Por fim, é interessante refletir sobre o tão exaltado desenvolvimento econômico, a começar pelo seu conceito. Por muito tempo, o desenvolvimento econômico foi atrelado ao PIB per capita, como um indicador geral do quanto de renda era potencialmente destinado a cada indivíduo. Porém, hoje, o desenvolvimento econômico não se resume a esse aspecto, devendo ser considerado como desenvolvimento sustentável, nos âmbitos ambiental, econômico e social.
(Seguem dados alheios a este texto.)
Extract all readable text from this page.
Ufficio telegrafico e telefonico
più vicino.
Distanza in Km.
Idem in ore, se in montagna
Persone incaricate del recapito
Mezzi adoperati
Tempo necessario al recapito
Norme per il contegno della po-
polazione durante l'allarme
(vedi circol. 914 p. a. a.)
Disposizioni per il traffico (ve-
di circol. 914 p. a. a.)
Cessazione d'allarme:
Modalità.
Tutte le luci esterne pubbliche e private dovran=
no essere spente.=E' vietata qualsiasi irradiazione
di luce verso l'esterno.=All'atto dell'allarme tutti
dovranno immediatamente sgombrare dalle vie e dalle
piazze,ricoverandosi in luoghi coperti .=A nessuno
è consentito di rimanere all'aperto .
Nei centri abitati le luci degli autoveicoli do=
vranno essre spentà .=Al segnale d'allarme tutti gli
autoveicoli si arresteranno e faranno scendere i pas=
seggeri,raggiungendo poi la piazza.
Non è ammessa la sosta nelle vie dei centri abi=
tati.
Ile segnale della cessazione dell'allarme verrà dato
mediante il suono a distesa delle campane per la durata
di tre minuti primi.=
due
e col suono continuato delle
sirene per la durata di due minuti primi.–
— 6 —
Daí, ficam perguntas: o atual projeto proposto pelo Estado, que inclui a construção de nove edifícios na orla das docas, está considerando os impactos ambientais das construções? Será que a solução de isolar uma das faixas da Av. Mauá para os moradores, até o pórtico, para que eles possam ingressar com seus automóveis na área dos edifícios, é compatível com a mobilidade já problemática daquela região do Centro Histórico?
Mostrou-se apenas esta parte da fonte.